If the traditional idea of long-term employment is not dead, it seems increasingly irrelevant. The concept of “working for a living” no longer means “having a job,” but has fragmented into a thousand tiny pieces. How can workers preserve the value of their investment in their work?

If workers are functionally independent contractors, but with a W-2, the answer, where possible, may be to negotiate for a contract that covers at least some aspects of employment.

Not every employee is in that position, however. With a gradually improving economy, it may become more commonplace for groups of employees, perhaps members of a single department or team, to negotiate for some benefit based on the achievement of certain goals.

If the sale of a business can be anticipated, as increasingly seems to be the case in the world of small business, those group negotiations might also touch on the consequences of termination of employment caused the sale. Think of it as a preventative collective negotiation.

Employers Respond

Employers have generally adapted as fast as the workforce, although some subterranean grousing about “lack of loyalty” still goes on. The defined benefit retirement plan that included “years of service” as one of the elements on which the employee’s benefit was calculated now rarely exists outside of the collectively bargained context.

Programs designed to incentivize long-term employment, including stock options and vacation increases now tend to begin at the first anniversary rather than after 10 or 15 years. In an effort to retain valuable employees, many employers have become more flexible about working from home or attending to personal business from work. Employers themselves have become more nimble, building and selling businesses as “serial entrepreneurs”.

Employment Law has Been Slow to Adapt

The basic doctrine of at-will employment, even as modified by state and federal law, puts workers at risk of poverty during periods of economic contraction. It puts business owners at risk of talent poaching during periods of economic expansion.
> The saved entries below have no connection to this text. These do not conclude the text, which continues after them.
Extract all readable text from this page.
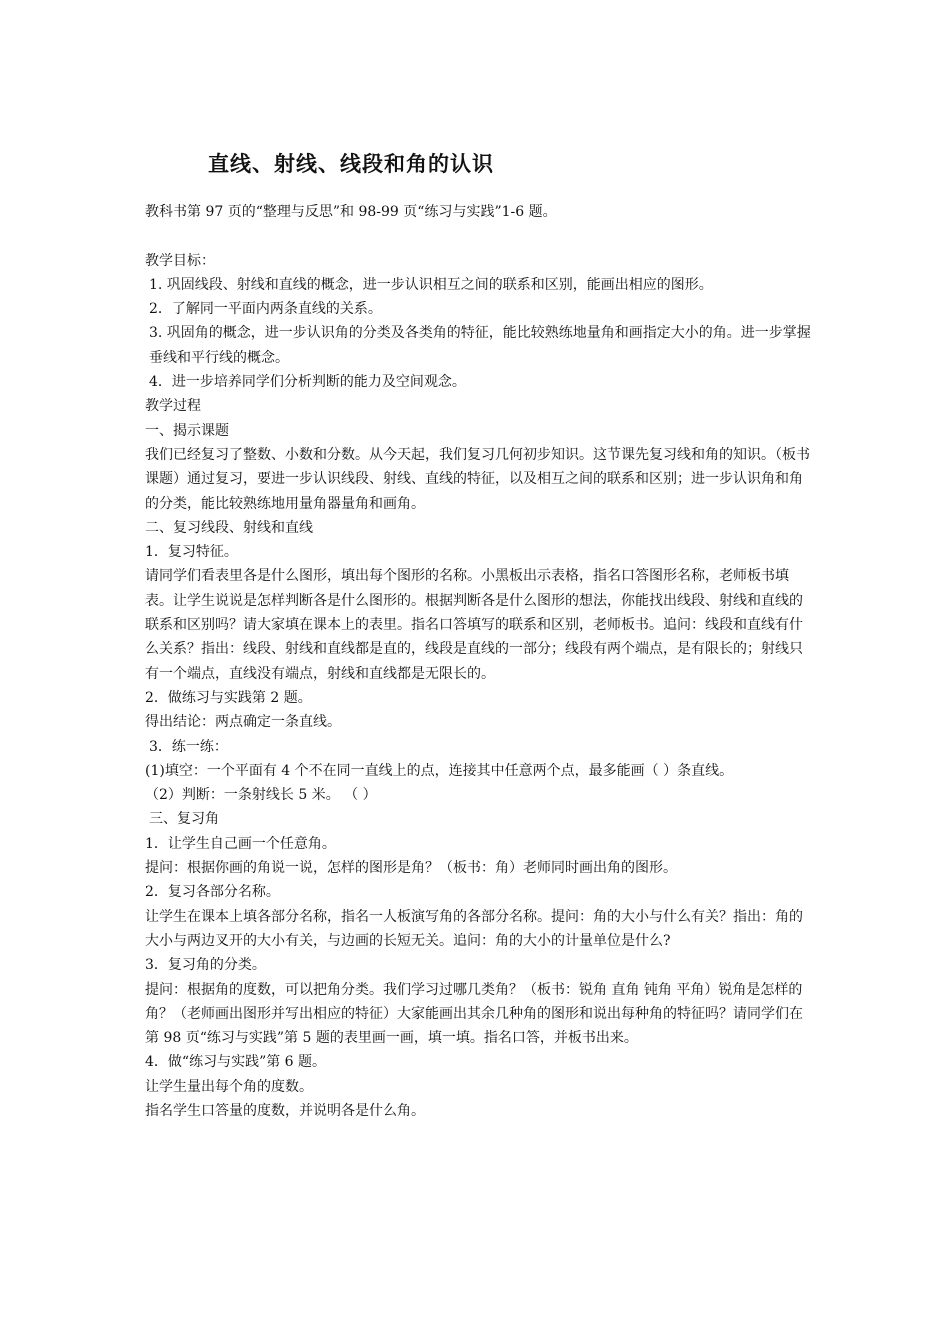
直线、射线、线段和角的认识
教科书第 97 页的“整理与反思”和 98-99 页“练习与实践”1-6 题。
教学目标：
1. 巩固线段、射线和直线的概念，进一步认识相互之间的联系和区别，能画出相应的图形。
2．了解同一平面内两条直线的关系。
3. 巩固角的概念，进一步认识角的分类及各类角的特征，能比较熟练地量角和画指定大小的角。进一步掌握垂线和平行线的概念。
4．进一步培养同学们分析判断的能力及空间观念。
教学过程
一、揭示课题
我们已经复习了整数、小数和分数。从今天起，我们复习几何初步知识。这节课先复习线和角的知识。（板书课题）通过复习，要进一步认识线段、射线、直线的特征，以及相互之间的联系和区别；进一步认识角和角的分类，能比较熟练地用量角器量角和画角。
二、复习线段、射线和直线
1．复习特征。
请同学们看表里各是什么图形，填出每个图形的名称。小黑板出示表格，指名口答图形名称，老师板书填表。让学生说说是怎样判断各是什么图形的。根据判断各是什么图形的想法，你能找出线段、射线和直线的联系和区别吗？请大家填在课本上的表里。指名口答填写的联系和区别，老师板书。追问：线段和直线有什么关系？指出：线段、射线和直线都是直的，线段是直线的一部分；线段有两个端点，是有限长的；射线只有一个端点，直线没有端点，射线和直线都是无限长的。
2．做练习与实践第 2 题。
得出结论：两点确定一条直线。
3．练一练：
(1)填空：一个平面有 4 个不在同一直线上的点，连接其中任意两个点，最多能画（ ）条直线。
（2）判断：一条射线长 5 米。 （ ）
三、复习角
1．让学生自己画一个任意角。
提问：根据你画的角说一说，怎样的图形是角？（板书：角）老师同时画出角的图形。
2．复习各部分名称。
让学生在课本上填各部分名称，指名一人板演写角的各部分名称。提问：角的大小与什么有关？指出：角的大小与两边叉开的大小有关，与边画的长短无关。追问：角的大小的计量单位是什么?
3．复习角的分类。
提问：根据角的度数，可以把角分类。我们学习过哪几类角？（板书：锐角 直角 钝角 平角）锐角是怎样的角？（老师画出图形并写出相应的特征）大家能画出其余几种角的图形和说出每种角的特征吗？请同学们在第 98 页“练习与实践”第 5 题的表里画一画，填一填。指名口答，并板书出来。
4．做“练习与实践”第 6 题。
让学生量出每个角的度数。
指名学生口答量的度数，并说明各是什么角。
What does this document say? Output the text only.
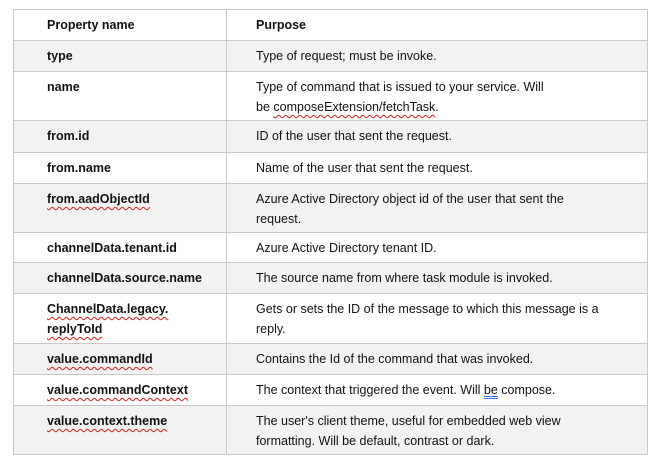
Property name	Purpose
type	Type of request; must be invoke.
name	Type of command that is issued to your service. Will
be composeExtension/fetchTask.
from.id	ID of the user that sent the request.
from.name	Name of the user that sent the request.
from.aadObjectId	Azure Active Directory object id of the user that sent the
request.
channelData.tenant.id	Azure Active Directory tenant ID.
channelData.source.name	The source name from where task module is invoked.
ChannelData.legacy.
replyToId	Gets or sets the ID of the message to which this message is a
reply.
value.commandId	Contains the Id of the command that was invoked.
value.commandContext	The context that triggered the event. Will be compose.
value.context.theme	The user's client theme, useful for embedded web view
formatting. Will be default, contrast or dark.
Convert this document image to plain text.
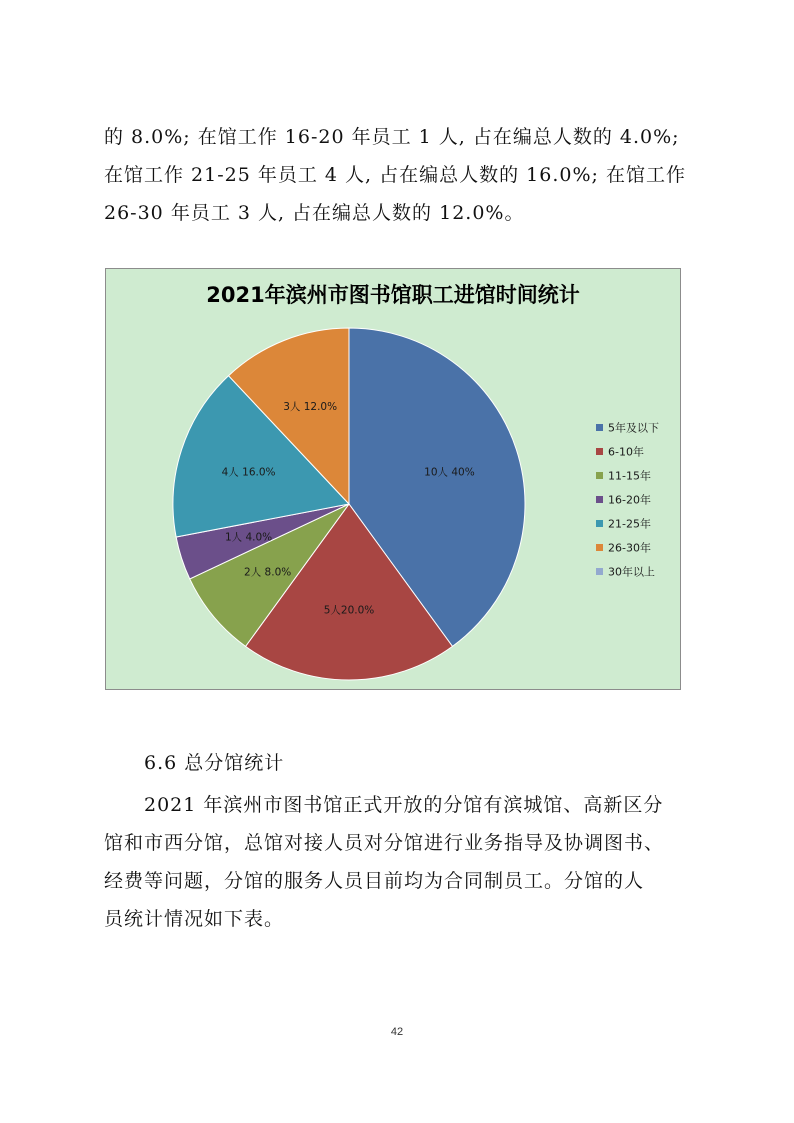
的 8.0%; 在馆工作 16-20 年员工 1 人, 占在编总人数的 4.0%;
在馆工作 21-25 年员工 4 人, 占在编总人数的 16.0%; 在馆工作
26-30 年员工 3 人, 占在编总人数的 12.0%。
2021年滨州市图书馆职工进馆时间统计
10人 40%
5人20.0%
2人 8.0%
1人 4.0%
4人 16.0%
3人 12.0%
5年及以下
6-10年
11-15年
16-20年
21-25年
26-30年
30年以上
6.6 总分馆统计
2021 年滨州市图书馆正式开放的分馆有滨城馆、高新区分
馆和市西分馆，总馆对接人员对分馆进行业务指导及协调图书、
经费等问题，分馆的服务人员目前均为合同制员工。分馆的人
员统计情况如下表。
42
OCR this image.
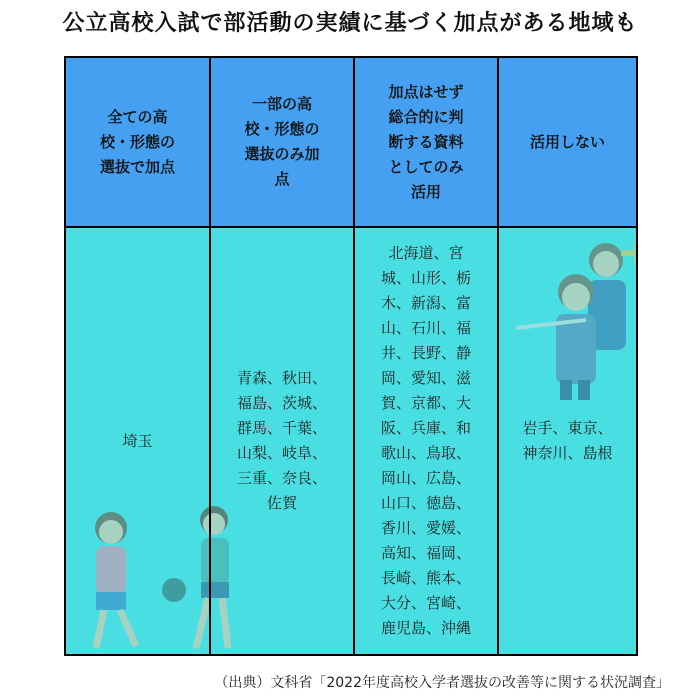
公立高校入試で部活動の実績に基づく加点がある地域も
全ての高
校・形態の
選抜で加点
一部の高
校・形態の
選抜のみ加
点
加点はせず
総合的に判
断する資料
としてのみ
活用
活用しない
埼玉
青森、秋田、
福島、茨城、
群馬、千葉、
山梨、岐阜、
三重、奈良、
佐賀
北海道、宮
城、山形、栃
木、新潟、富
山、石川、福
井、長野、静
岡、愛知、滋
賀、京都、大
阪、兵庫、和
歌山、鳥取、
岡山、広島、
山口、徳島、
香川、愛媛、
高知、福岡、
長崎、熊本、
大分、宮崎、
鹿児島、沖縄
岩手、東京、
神奈川、島根
（出典）文科省「2022年度高校入学者選抜の改善等に関する状況調査」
It is an adversarial model that may have made more sense, however brutal, in a manufacturing economy characterized by heavy industry and a large pool of relatively unskilled labor.

It is a strangely awkward tool in an economy based on service and intellectual work, characterized by the rapid rise and mutation of small businesses and a mobile workforce. The relationship between employer and employee in this situation is both more symbiotic and less permanent. (How, as an aside, does employer-based healthcare make any sense in this environment?)

That is why the range of options available to both sellers who want to preserve the value of the business and workers who want to preserve the value of their work seems to depend on contract negotiation.  Effective negotiation depends on carefully managed communication.

Getting Beyond the Adversarial Model

It may benefit the seller of a business to communicate the fact of a sale as late as possible in the negotiations, and to roll out information to key employees with enough time to permit them to make begin to make arrangements with the potential new owner.

Less essential employees deserve the dignity of some information, as well, though. Without it, they will fill the void with counterproductive speculation and action. The information shared need be no more than a general acknowledgement that the industry is volatile and that business sales happen frequently.

Employees can plan on the basis of even modest levels of information.  Some will leave. They might have left anyway. Those who make a judicious decision to stay can add real stability to the workforce in a time of change. This is especially true if the provisions for employees in the event of a sale are made in a routine way, in advance or even in the absence of any sale negotiations.

Employers are reluctant to create contractual obligations to employees. But employees may be more likely to ask for contractual protections in the face of the changing nature of work and a rising economy. Depending on the numbers, it might be worthwhile for employers to buy some stability. In any event, it would get beyond the purely adversarial model of employment to recognize its increasingly collaborative nature.